In what other land do people lay down in the mud and blood, sweat-soaked and in agony, as their life-blood drains out of their earthly bodies so that someone back home can say whatever they want about the war, about politics, about faith, about anything?  Many die so that tyranny and control can be exerted on others, but to die for the freedom to even disrespect the flag that flies over our heads…it is such a testimony of the power of freedom and human love for it!

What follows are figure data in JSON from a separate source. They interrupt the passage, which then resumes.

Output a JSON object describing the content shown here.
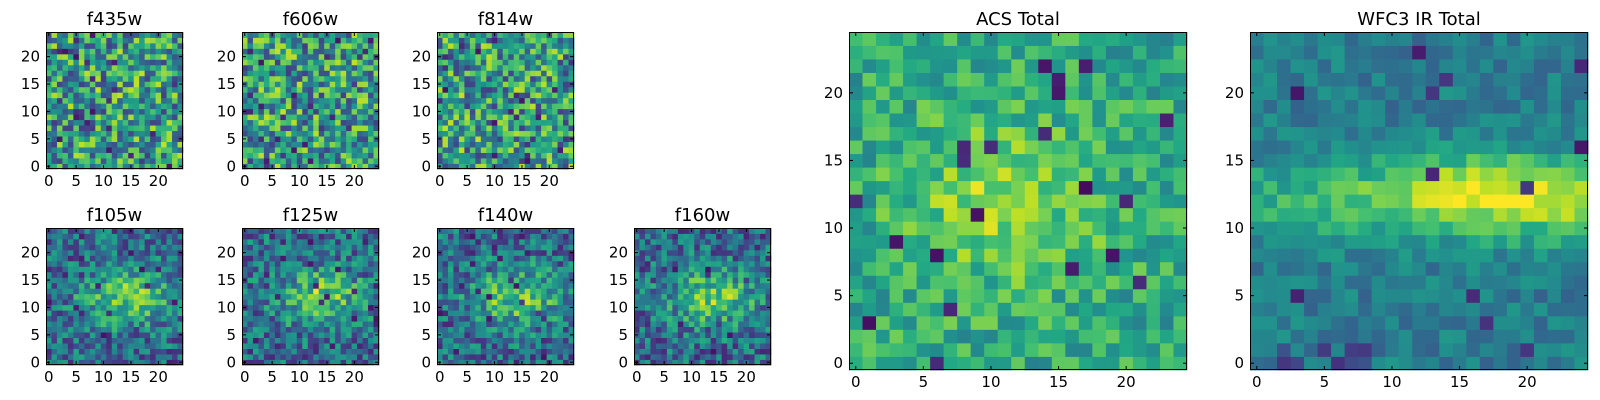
{
  "chart_data": [
    {
      "type": "heatmap",
      "title": "f435w",
      "grid_size": 25,
      "colormap": "viridis",
      "x_ticks": [
        0,
        5,
        10,
        15,
        20
      ],
      "y_ticks": [
        0,
        5,
        10,
        15,
        20
      ],
      "pattern": "noise",
      "seed": 11
    },
    {
      "type": "heatmap",
      "title": "f606w",
      "grid_size": 25,
      "colormap": "viridis",
      "x_ticks": [
        0,
        5,
        10,
        15,
        20
      ],
      "y_ticks": [
        0,
        5,
        10,
        15,
        20
      ],
      "pattern": "noise",
      "seed": 23
    },
    {
      "type": "heatmap",
      "title": "f814w",
      "grid_size": 25,
      "colormap": "viridis",
      "x_ticks": [
        0,
        5,
        10,
        15,
        20
      ],
      "y_ticks": [
        0,
        5,
        10,
        15,
        20
      ],
      "pattern": "noise",
      "seed": 37
    },
    {
      "type": "heatmap",
      "title": "f105w",
      "grid_size": 25,
      "colormap": "viridis",
      "x_ticks": [
        0,
        5,
        10,
        15,
        20
      ],
      "y_ticks": [
        0,
        5,
        10,
        15,
        20
      ],
      "pattern": "blob",
      "seed": 41
    },
    {
      "type": "heatmap",
      "title": "f125w",
      "grid_size": 25,
      "colormap": "viridis",
      "x_ticks": [
        0,
        5,
        10,
        15,
        20
      ],
      "y_ticks": [
        0,
        5,
        10,
        15,
        20
      ],
      "pattern": "blob",
      "seed": 53
    },
    {
      "type": "heatmap",
      "title": "f140w",
      "grid_size": 25,
      "colormap": "viridis",
      "x_ticks": [
        0,
        5,
        10,
        15,
        20
      ],
      "y_ticks": [
        0,
        5,
        10,
        15,
        20
      ],
      "pattern": "blob",
      "seed": 67
    },
    {
      "type": "heatmap",
      "title": "f160w",
      "grid_size": 25,
      "colormap": "viridis",
      "x_ticks": [
        0,
        5,
        10,
        15,
        20
      ],
      "y_ticks": [
        0,
        5,
        10,
        15,
        20
      ],
      "pattern": "blob",
      "seed": 79
    },
    {
      "type": "heatmap",
      "title": "ACS Total",
      "grid_size": 25,
      "colormap": "viridis",
      "x_ticks": [
        0,
        5,
        10,
        15,
        20
      ],
      "y_ticks": [
        0,
        5,
        10,
        15,
        20
      ],
      "pattern": "acs",
      "seed": 97
    },
    {
      "type": "heatmap",
      "title": "WFC3 IR Total",
      "grid_size": 25,
      "colormap": "viridis",
      "x_ticks": [
        0,
        5,
        10,
        15,
        20
      ],
      "y_ticks": [
        0,
        5,
        10,
        15,
        20
      ],
      "pattern": "wfc3",
      "seed": 131
    }
  ]
}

Our flag flies today under darkened skies.  I must say, I fear for our country.  Our greatest threats are not from without, but from within.  We have forgotten what honor means.  We have forgotten that some things are truly worth sacrifice…even sacrifice on a huge scale.  As a people we need to find our grounding again, to be done with the viciousness and divisions that tear at us.  We need to remember and unify around the things that made this country great…and then hold tightly to them, not so much for ourselves but for future generations of Dalrymple’s and Woolcotts and Gallegos’ and Chows and Kelley’s and Smith’s and Singh’s and Koo’s and Stanton’s and Kim’s…

I hope, and I pray, that civility will return to our nation, that we will treat one another with respect…a respect purchased by the blood of those martyred in the cause of freedom, and that our great nation will recover its footing and last a long, long time.

“While the storm clouds gather far across the sea,
Let us swear allegiance to a land that’s free,
Let us all be grateful for a land so fair,
As we raise our voices in a solemn prayer:

“God bless America, land that I love!  Stand beside her, and guide her, Through the night with a light from above.  From the mountains, to the prairies, to the ocean, white with foam – God bless America, my home sweet home.” – Irving Berlin

Thank you!!!! to those who died, and who lost fathers, mothers, sons, daughters, husbands, wives so that we could be free!!!!  May we honor and care for you every day – and especially on this day!

A Day to Honor the Fallen - and Remember Them Forever

ON THIS DAY IN HISTORY: in 1868, Memorial Day became an officially sanctioned holiday when military commander John A. Logan chose May 30th to remember the soldiers who had died during the Civil War.  He called it “Decoration Day” after the custom in several Confederate and Union states of decorating the soldiers’ graves with flowers.  Over the years, it came to be a day to honor the fallen of all wars.  Interestingly enough, it was also on this day in 1922 that the Lincoln Memorial in Washington, DC, was dedicated.

TRIVIA FOR TODAY: as per the Greek historian, Herodotus, Egyptian men never became bald because as young boys their heads were shaved exposing their bald scalp to the “health giving rays” of the sun.